While it's been a couple years now, this year feels like the first that there isn't something else taking up my attention. I miss them every day, but some days are harder than others. Within the past week, I've found my anxiety rising and my depression creeping in. Grief is a process and something that never fully goes away. You don't "get over" losing someone. But some days are better than others. So while I've recognized the anxiety and depression, I decided to take time to simply feel this loss, cry awhile, and also remember the fun and happy memories.
I find myself noticing things that remind me of my grandma all the time. Things people say, things that I do, things I hear, etc. There haven't been as many reminders of my grandpa, which oddly enough feels very fitting. However, there was a little surprise waiting for me last weekend.
Following my grandpa's funeral, I had gone out and bought myself a violet plant.
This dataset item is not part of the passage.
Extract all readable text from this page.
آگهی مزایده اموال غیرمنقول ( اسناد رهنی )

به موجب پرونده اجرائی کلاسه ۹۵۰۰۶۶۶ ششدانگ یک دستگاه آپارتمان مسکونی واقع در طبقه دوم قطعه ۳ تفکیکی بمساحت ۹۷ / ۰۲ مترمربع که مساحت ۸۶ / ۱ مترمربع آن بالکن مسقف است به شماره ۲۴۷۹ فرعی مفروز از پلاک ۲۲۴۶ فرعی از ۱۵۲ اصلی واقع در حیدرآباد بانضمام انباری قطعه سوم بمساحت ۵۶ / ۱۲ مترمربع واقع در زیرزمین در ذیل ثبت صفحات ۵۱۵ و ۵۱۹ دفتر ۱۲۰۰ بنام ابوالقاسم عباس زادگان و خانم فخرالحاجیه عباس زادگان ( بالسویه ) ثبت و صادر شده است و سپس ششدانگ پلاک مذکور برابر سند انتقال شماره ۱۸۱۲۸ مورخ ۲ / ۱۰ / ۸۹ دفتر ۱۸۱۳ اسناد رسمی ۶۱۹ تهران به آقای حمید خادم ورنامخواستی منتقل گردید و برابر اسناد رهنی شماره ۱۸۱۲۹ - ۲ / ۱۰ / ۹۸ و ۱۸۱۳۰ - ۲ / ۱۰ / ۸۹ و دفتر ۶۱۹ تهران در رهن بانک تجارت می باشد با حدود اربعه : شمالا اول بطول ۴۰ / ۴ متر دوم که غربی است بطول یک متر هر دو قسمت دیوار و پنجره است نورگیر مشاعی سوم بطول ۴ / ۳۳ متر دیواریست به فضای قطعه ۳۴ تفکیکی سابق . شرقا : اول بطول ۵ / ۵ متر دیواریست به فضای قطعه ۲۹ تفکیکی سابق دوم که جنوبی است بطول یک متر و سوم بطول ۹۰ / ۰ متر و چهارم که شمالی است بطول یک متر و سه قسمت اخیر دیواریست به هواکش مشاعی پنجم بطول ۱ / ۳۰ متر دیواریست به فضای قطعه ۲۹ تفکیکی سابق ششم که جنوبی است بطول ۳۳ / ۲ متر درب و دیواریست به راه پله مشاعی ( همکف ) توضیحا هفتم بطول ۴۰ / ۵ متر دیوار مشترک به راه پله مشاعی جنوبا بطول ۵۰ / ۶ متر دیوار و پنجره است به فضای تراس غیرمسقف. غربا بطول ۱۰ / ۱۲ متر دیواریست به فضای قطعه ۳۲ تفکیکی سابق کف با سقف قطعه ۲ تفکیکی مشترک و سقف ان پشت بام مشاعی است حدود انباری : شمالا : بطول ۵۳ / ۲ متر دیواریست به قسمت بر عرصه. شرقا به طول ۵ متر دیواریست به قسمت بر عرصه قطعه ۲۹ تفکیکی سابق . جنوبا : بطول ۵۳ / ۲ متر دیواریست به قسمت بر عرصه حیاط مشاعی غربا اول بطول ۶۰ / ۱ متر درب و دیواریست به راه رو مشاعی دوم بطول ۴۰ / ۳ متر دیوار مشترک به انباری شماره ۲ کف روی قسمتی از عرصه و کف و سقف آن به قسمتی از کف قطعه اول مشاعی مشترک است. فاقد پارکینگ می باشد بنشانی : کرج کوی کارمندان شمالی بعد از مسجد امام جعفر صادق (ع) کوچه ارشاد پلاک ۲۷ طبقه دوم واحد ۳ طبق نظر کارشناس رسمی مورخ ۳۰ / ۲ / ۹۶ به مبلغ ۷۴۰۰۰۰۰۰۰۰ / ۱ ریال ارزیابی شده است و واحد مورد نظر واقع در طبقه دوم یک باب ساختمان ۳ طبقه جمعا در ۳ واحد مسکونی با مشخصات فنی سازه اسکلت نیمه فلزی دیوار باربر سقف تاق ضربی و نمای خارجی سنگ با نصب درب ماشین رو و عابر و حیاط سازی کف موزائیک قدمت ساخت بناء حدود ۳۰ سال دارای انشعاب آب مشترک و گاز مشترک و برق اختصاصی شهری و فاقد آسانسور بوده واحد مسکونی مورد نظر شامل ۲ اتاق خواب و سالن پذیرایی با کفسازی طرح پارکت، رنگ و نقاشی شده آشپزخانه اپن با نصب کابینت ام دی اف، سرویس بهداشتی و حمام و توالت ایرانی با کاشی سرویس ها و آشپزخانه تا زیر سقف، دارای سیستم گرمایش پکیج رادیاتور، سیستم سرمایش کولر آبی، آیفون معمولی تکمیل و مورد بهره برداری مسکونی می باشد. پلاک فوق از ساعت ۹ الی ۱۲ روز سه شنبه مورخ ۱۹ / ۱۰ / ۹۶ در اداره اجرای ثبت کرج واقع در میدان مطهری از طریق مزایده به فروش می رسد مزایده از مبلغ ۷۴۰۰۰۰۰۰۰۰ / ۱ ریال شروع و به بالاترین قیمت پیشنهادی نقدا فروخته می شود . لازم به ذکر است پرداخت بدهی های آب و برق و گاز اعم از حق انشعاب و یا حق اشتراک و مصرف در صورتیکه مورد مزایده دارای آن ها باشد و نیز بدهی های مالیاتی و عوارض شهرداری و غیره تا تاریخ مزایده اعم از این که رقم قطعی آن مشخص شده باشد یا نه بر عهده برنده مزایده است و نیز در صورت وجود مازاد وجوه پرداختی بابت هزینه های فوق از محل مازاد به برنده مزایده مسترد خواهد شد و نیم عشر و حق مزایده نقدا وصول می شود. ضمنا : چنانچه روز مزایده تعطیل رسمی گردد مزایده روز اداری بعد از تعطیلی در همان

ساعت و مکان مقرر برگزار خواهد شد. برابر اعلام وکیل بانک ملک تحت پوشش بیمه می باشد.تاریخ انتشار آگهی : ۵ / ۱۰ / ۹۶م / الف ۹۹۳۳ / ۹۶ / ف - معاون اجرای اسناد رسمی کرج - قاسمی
My grandpa had sung a song called "Sweet Violets" a lot. It was one we all knew. So we requested violets being a part of the flower arrangement at the funeral. Those pants went to my mom and her sisters. But my sister and I wanted to have violet plants of our own. When I bought it two years ago, it was flowering. But once it finished flowering, it didn't bloom again. The leaves continued to grow. In fact, it grew like crazy. But there weren't any blossoms. Not for two years. And then this past weekend, the morning before leaving for a family gathering with the extended family, I saw one perfect little flower. It was such a beautiful gift and the timing was perfect. Now, a week later, there is one more flower and a number of little buds waiting to bloom.
As I said before, grief is a process. And as difficult as some days may be, there are plenty of others that bring us flowers, joy, happiness, love, etc. Like I mentioned in the beginning, I don't want to sit and dwell over the specific date that my grandparents passed away. It would be putting the focus on the sadness. I prefer to remember the good and happy times. I prefer to think of the stories that inspire me. I prefer to think of the lessons I learned from them. With grief there is the sadness of the loss, but there is also the happiness that comes with the beautiful memories.